Thursday, April 15, 2010


The Call
Steve Casscles and Dennis Pitts run a nursery program of heirloom grape vines. And I have taken a liking to them. Among their assortment of grape varietals are some vines that are readily available, especially Baco Noir (but there’s are Caywood Vineyard/Benmarl descendants), and there are less well known vines, like Chelois, which we love, and several others that are old Cornell discards that only ever had a number, but actually, it turns out make great wines, as well as hybrids from the 1850s and 1860s.

Last week, while at work Steve called me to tell me he and Dennis had run out of room in their nursery, and could I put in a small nursery to house 150 vines. I thought it sounded insane, but I agreed.

Buying Lumber and Laying out the Nursery

Two years ago, Steve had asked this same question, and I readily obliged. He left use some canes and told us what to do. We were imbeciles. We stuck the twigs in the ground, watered them once or twice, and then they were run over by the guy who does the mowing in your fields. So much for that!

We didn’t have a nursery, so we had to build one. So I thought I’d go on line and do some reading. While there were much more fancy ones, what we really needed to create was nothing more than a flowerbed. So I went and bout some 4 x 4s, some large spikes, and 6 large sacks of organic, nutrient rich dirt.

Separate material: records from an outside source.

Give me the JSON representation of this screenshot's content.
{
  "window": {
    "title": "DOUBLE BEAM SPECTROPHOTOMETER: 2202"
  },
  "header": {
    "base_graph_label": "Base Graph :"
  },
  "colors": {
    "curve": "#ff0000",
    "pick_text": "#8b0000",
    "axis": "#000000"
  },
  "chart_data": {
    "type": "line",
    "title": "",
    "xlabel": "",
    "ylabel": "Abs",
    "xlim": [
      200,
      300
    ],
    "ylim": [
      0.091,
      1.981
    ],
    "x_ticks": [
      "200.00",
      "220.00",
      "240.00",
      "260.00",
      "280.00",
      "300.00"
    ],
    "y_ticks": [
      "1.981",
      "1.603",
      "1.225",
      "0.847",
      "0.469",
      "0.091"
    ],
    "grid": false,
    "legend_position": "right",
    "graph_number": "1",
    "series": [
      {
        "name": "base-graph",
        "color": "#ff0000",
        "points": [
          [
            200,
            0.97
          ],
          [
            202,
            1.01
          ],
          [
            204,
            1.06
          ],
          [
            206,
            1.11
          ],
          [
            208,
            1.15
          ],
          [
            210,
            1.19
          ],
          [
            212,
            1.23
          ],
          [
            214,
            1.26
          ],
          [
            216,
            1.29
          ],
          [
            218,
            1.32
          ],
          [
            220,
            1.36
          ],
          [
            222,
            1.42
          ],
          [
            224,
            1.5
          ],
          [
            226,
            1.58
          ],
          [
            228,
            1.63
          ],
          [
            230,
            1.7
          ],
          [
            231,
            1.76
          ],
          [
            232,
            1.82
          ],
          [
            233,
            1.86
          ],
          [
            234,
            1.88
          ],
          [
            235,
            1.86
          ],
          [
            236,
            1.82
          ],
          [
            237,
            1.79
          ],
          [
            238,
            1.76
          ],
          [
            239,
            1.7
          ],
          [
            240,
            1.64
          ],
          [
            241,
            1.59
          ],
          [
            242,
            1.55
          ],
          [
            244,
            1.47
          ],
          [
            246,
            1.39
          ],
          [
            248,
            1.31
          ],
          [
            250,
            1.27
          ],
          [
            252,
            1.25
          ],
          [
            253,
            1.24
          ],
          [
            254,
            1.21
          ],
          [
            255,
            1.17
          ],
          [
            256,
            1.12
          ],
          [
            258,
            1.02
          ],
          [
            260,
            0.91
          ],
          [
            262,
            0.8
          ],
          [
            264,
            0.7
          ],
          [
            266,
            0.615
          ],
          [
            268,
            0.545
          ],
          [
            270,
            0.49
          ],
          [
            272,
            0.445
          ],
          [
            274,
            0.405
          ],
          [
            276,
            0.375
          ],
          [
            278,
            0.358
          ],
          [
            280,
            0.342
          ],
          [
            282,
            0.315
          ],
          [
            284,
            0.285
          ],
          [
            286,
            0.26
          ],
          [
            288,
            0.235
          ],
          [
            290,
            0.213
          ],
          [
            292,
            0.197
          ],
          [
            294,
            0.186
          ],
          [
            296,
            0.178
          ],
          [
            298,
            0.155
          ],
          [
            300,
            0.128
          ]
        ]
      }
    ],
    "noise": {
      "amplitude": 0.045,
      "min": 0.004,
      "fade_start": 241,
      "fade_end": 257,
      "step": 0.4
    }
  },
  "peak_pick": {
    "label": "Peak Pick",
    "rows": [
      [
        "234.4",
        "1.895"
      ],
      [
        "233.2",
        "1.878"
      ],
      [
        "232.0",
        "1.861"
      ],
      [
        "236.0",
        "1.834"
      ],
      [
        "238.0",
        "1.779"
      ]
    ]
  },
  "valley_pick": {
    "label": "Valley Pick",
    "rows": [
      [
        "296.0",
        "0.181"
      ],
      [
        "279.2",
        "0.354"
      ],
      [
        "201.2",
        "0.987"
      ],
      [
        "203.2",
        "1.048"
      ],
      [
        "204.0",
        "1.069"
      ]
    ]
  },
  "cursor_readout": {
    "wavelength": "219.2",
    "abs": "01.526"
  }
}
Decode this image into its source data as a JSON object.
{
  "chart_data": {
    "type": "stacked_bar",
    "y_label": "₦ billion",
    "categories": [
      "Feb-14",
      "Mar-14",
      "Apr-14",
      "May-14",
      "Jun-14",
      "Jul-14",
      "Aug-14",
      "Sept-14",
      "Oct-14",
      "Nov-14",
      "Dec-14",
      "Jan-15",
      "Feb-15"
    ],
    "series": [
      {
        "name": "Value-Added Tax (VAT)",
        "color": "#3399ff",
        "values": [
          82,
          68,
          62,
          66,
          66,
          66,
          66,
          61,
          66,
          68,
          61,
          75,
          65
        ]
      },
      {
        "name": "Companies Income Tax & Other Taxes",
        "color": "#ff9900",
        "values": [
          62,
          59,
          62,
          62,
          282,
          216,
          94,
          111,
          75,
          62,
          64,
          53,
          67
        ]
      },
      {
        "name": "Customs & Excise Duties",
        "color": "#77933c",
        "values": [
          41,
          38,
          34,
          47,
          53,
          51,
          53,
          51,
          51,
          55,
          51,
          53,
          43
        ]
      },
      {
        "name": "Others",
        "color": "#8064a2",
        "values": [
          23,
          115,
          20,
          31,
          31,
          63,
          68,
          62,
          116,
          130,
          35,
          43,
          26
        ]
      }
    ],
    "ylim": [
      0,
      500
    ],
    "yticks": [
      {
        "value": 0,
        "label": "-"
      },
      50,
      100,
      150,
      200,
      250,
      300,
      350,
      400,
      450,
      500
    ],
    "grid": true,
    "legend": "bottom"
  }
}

I chose a flat-ish space (there’s not one, flat, level space on our whole farm) at the end of one of our raspberry rows, and I laid down my lumber in the appropriate shape, and started pounding stakes in the ground, so the bed wouldn’t lose it’s shape through all the work that was going to take place.

I placed the six large sacks on the ground and walked away. The rest was for Steve.

Steve Arrives

Steve our winemaker and erstwhile vineyard consultant arrived with a posse of workers. Son Noah and old hand Earl went out into the fields to start tying up vines. Son Ben, and his friend Rob, went up to the nursery. Steve was thrilled with the organic dirt, but felt it was too rich in natural fertilizers, and wanted to make sure some of our own dirt, mineral rich, was also folded into the mixture. They dug some dirt up from a near by location, and broke up the soil that was there inside the confines of the bed. They mixed the soils. It was like a giant mud pie game. The young men dug in, with their hands, and blended the two soils like they were making dough. Because of their composition, the two dirts could not have been more different in color and texture. It was amazing to watch.

Then the cuttings, which had been soaking in water for three to four hours, were simply stuck in the big doughy mess that was now the nursery. The blocks were separate and distinct. Baco Noir. Chelois. Some numbered one from the 1960s. The guys worked on their hands and knees for two or three hours by the time it was all done. Then they were off to vine tying.

Clean Up

A few days later, the clean up crew arrived. They picked up all the detritus – empty soil bags, some shards of newspaper they vines had once been wrapped in, clumps of grass from which the dirt had all been shaken out of. It was all put into a barrel and separated back near the winery. Bags and newspapers went to recycling. The grass and other natural elements to our composting pile.

Now the rest is watering and sunshine. And we’ll see what happens. If they die, I will be disappointed, but if we’re successful, we’ll start regenerating our own vines, as we continue to increase the size of our vineyard holdings.